Feminist politician claims coronavirus affects ‘mostly women’ despite 70% of deaths being men

Only identity politics could turn a virus that disproportionately attacks and kills males into a women’s problem.
Only identity politics could turn a virus that disproportionately attacks and kills males into a women’s problem.

Only identity politics could turn a virus that disproportionately attacks and kills males into a women’s problem.

Mehreen Faruqi, Australian politician, Greens Senator for New South Wales, and identity politician stood up before that nation’s legislative body and asked her colleagues to consider the impact that coronavirus is having on women specifically, and that resources be dedicated to that cause.

“Let us not forget that COVID-19 is a gendered crisis.
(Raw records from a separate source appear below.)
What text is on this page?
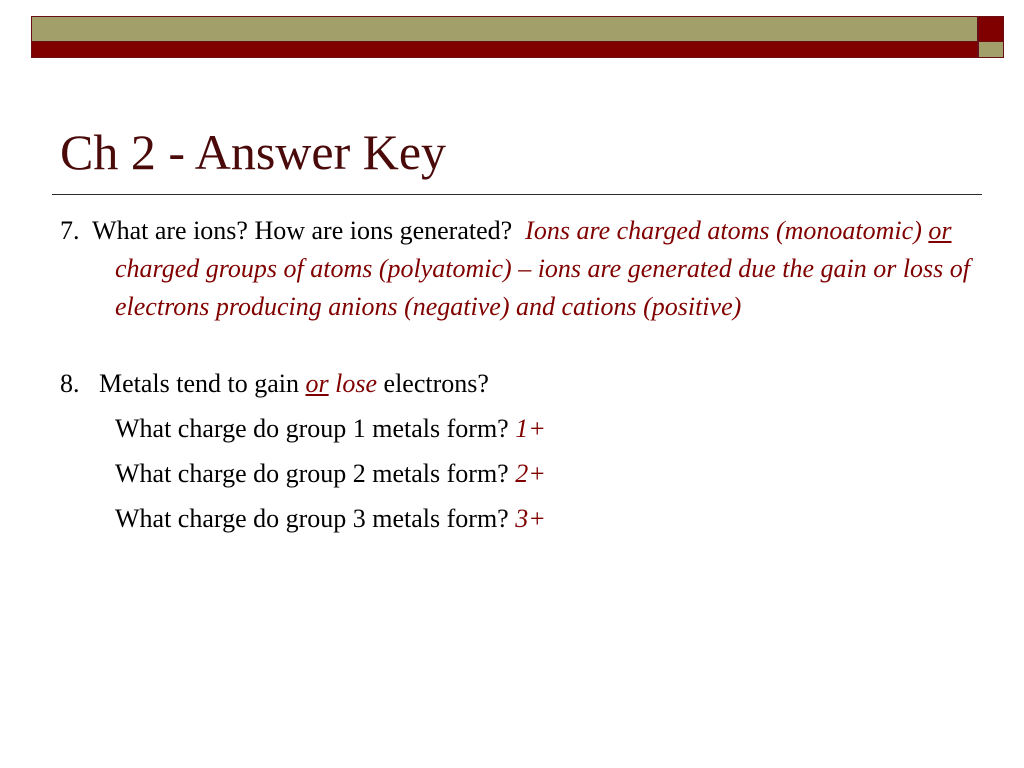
Ch 2 - Answer Key

7. What are ions? How are ions generated? Ions are charged atoms (monoatomic) or charged groups of atoms (polyatomic) – ions are generated due the gain or loss of electrons producing anions (negative) and cations (positive)

8. Metals tend to gain or lose electrons?

What charge do group 1 metals form? 1+

What charge do group 2 metals form? 2+

What charge do group 3 metals form? 3+
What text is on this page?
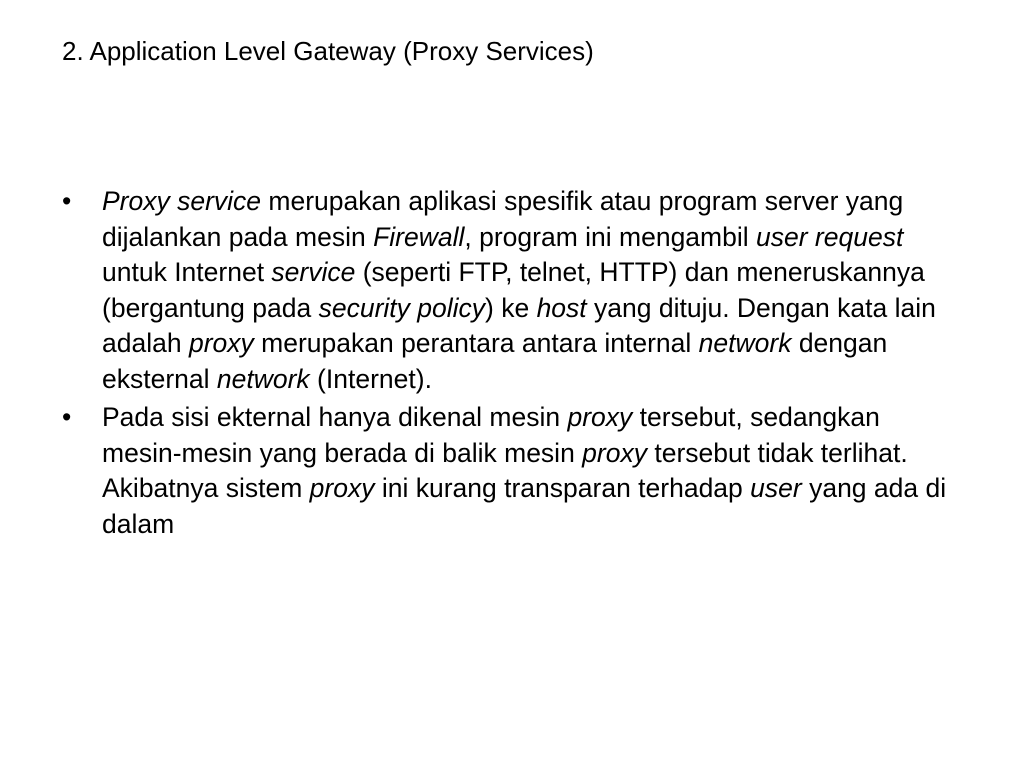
2. Application Level Gateway (Proxy Services)
•	Proxy service merupakan aplikasi spesifik atau program server yang dijalankan pada mesin Firewall, program ini mengambil user request untuk Internet service (seperti FTP, telnet, HTTP) dan meneruskannya (bergantung pada security policy) ke host yang dituju. Dengan kata lain adalah proxy merupakan perantara antara internal network dengan eksternal network (Internet).
•	Pada sisi ekternal hanya dikenal mesin proxy tersebut, sedangkan mesin-mesin yang berada di balik mesin proxy tersebut tidak terlihat. Akibatnya sistem proxy ini kurang transparan terhadap user yang ada di dalam
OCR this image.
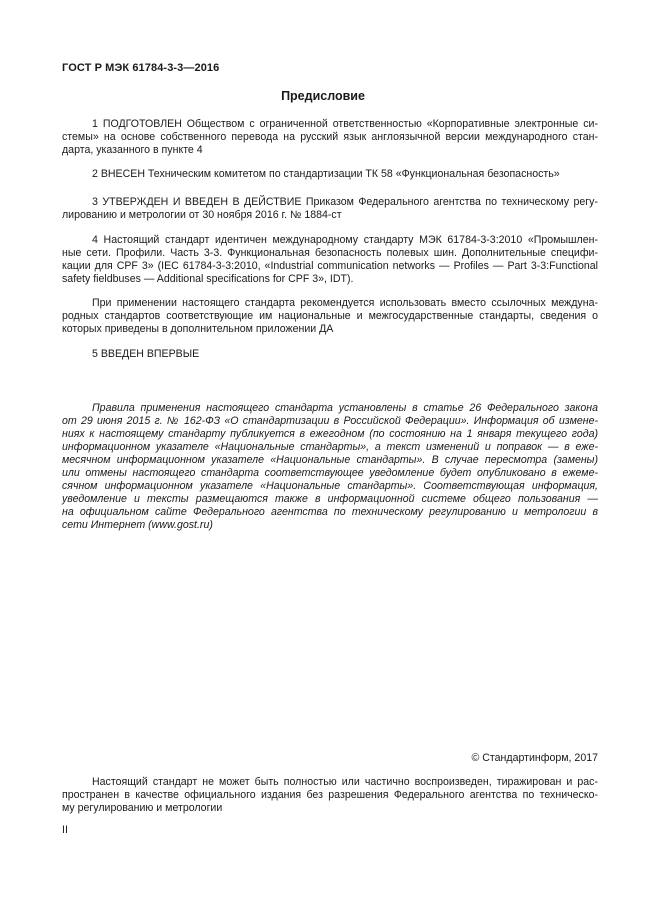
ГОСТ Р МЭК 61784-3-3—2016
Предисловие
1 ПОДГОТОВЛЕН Обществом с ограниченной ответственностью «Корпоративные электронные си-
стемы» на основе собственного перевода на русский язык англоязычной версии международного стан-
дарта, указанного в пункте 4
2 ВНЕСЕН Техническим комитетом по стандартизации ТК 58 «Функциональная безопасность»
3 УТВЕРЖДЕН И ВВЕДЕН В ДЕЙСТВИЕ Приказом Федерального агентства по техническому регу-
лированию и метрологии от 30 ноября 2016 г. № 1884-ст
4 Настоящий стандарт идентичен международному стандарту МЭК 61784-3-3:2010 «Промышлен-
ные сети. Профили. Часть 3-3. Функциональная безопасность полевых шин. Дополнительные специфи-
кации для CPF 3» (IEC 61784-3-3:2010, «Industrial communication networks — Profiles — Part 3-3:Functional
safety fieldbuses — Additional specifications for CPF 3», IDT).
При применении настоящего стандарта рекомендуется использовать вместо ссылочных междуна-
родных стандартов соответствующие им национальные и межгосударственные стандарты, сведения о
которых приведены в дополнительном приложении ДА
5 ВВЕДЕН ВПЕРВЫЕ
Правила применения настоящего стандарта установлены в статье 26 Федерального закона
от 29 июня 2015 г. № 162-ФЗ «О стандартизации в Российской Федерации». Информация об измене-
ниях к настоящему стандарту публикуется в ежегодном (по состоянию на 1 января текущего года)
информационном указателе «Национальные стандарты», а текст изменений и поправок — в еже-
месячном информационном указателе «Национальные стандарты». В случае пересмотра (замены)
или отмены настоящего стандарта соответствующее уведомление будет опубликовано в ежеме-
сячном информационном указателе «Национальные стандарты». Соответствующая информация,
уведомление и тексты размещаются также в информационной системе общего пользования —
на официальном сайте Федерального агентства по техническому регулированию и метрологии в
сети Интернет (www.gost.ru)
© Стандартинформ, 2017
Настоящий стандарт не может быть полностью или частично воспроизведен, тиражирован и рас-
пространен в качестве официального издания без разрешения Федерального агентства по техническо-
му регулированию и метрологии
II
Nurses, nurse aids, teachers, child care workers and early childhood educators, age care workers and cleaners, are mostly women. They are on the front line of this public health crisis, and carry a disproportionate risk to being exposed to the virus.”

This despite the fact that the majority of the fatalities due to the COVID-19 coronavirus—70 percent—have been men.

There’s no doubt that many women go into the caregiving professions, from medicine to teaching to tending to the elderly. Men are typically the ones who go into coal mining, military service, and hard labour. Yet we do not consider the dangers of those professions to be gendered dangers, simply because the casualties are male. So, too, should this coronavirus pandemic not be considered a gendered contagion.

The UN has declared that this international pandemic, which is sparing no nation, and is a threat to humanity. This is now time to put aside differences, concerns over identity, and realize that the fate of humanity is more important than squabbling over who gets what and why. There is no time for this. The efforts to spare our populations from this contagion will take all of us doing what we are able to do, without gripes about the unfairness of it.

During the wartime crises of the last century, every individual was called upon to rise to the challenge of being their best selves, doing what they were able, despite how little or how much their neighbours were doing. That’s where we are now, and what we’re facing.

The coronavirus pandemic has exposed this kind of nonsense for what it is—identity politics is indeed dangerous and counterproductive. Let’s use this time of isolation and reflection to rid ourselves of this ideological pathogen once and for all.